“The key to restoring the freedom of mobility across borders is systematic COVID-19 testing of all travelers before departure,” said Alexandre de Juniac, IATA’s Director General and CEO. “This will give governments the confidence to open their borders without complicated risk models that see constant changes in the rules imposed on travel. Testing all passengers will give people back their freedom to travel with confidence. And that will put millions of people back to work.”
IATA’s public opinion research revealed strong support for COVID-19 testing in the travel process. Some 65% of travelers surveyed agreed that quarantine should not be required if a person tests negative for COVID-19. Moreover, 84% agreed that testing should be required of all travelers and 88% said that they are willing to undergo testing as part of the travel process.
In addition to opening borders, public opinion research also indicated that testing helps to rebuild passenger confidence in aviation. Survey respondents identified the implementation of COVID-19 screening measures for all passengers as effective in making them feel safe, second only to mask-wearing.
The evolution of COVID-19 testing is progressing rapidly, and deployable solutions are expected in the coming weeks. There will, however, be many practical challenges to integrating testing into the travel process. The ICAO process is critical to aligning governments to a single global standard that can be efficiently implemented and globally recognized. Airlines, airports, equipment manufacturers and governments will then need to work in total alignment.

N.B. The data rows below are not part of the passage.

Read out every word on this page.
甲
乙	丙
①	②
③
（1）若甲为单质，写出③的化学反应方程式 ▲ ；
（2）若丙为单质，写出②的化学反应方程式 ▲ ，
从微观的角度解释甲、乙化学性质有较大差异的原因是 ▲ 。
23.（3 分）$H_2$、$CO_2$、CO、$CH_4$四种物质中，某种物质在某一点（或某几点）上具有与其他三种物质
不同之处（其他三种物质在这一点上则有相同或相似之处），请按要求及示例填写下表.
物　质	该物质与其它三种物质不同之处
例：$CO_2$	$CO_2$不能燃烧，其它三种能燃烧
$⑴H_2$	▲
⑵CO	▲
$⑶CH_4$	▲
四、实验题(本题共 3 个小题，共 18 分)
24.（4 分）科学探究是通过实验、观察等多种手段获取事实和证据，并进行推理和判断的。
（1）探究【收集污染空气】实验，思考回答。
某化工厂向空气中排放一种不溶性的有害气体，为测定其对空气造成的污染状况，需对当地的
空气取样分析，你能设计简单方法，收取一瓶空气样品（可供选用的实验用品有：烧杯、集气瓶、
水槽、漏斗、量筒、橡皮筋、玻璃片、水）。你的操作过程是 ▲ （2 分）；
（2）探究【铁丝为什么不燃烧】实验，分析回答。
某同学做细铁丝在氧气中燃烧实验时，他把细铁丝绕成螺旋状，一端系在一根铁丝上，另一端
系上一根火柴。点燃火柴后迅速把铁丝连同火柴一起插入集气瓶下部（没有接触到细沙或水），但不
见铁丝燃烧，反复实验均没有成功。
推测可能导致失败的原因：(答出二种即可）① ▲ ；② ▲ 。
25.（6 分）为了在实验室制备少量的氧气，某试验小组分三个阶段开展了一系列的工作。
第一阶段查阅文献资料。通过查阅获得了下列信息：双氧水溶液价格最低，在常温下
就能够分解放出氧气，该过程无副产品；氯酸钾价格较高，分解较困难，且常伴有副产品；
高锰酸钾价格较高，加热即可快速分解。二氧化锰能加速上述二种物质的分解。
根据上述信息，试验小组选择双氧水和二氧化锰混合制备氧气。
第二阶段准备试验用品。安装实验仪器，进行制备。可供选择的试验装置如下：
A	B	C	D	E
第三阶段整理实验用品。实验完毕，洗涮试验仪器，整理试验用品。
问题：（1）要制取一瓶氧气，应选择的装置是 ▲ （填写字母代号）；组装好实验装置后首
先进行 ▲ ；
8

IATA does not see COVID-19 testing becoming a permanent fixture in the air travel experience, but it will likely be needed into the medium-term for air travel to re-establish itself. “Many see the development of a vaccine as the panacea for the pandemic,” said de Juniac. “It will certainly be an important step, but even after an effective vaccine is globally recognized, ramping up production and distribution is likely to take many months. Testing will be a much-needed interim solution.”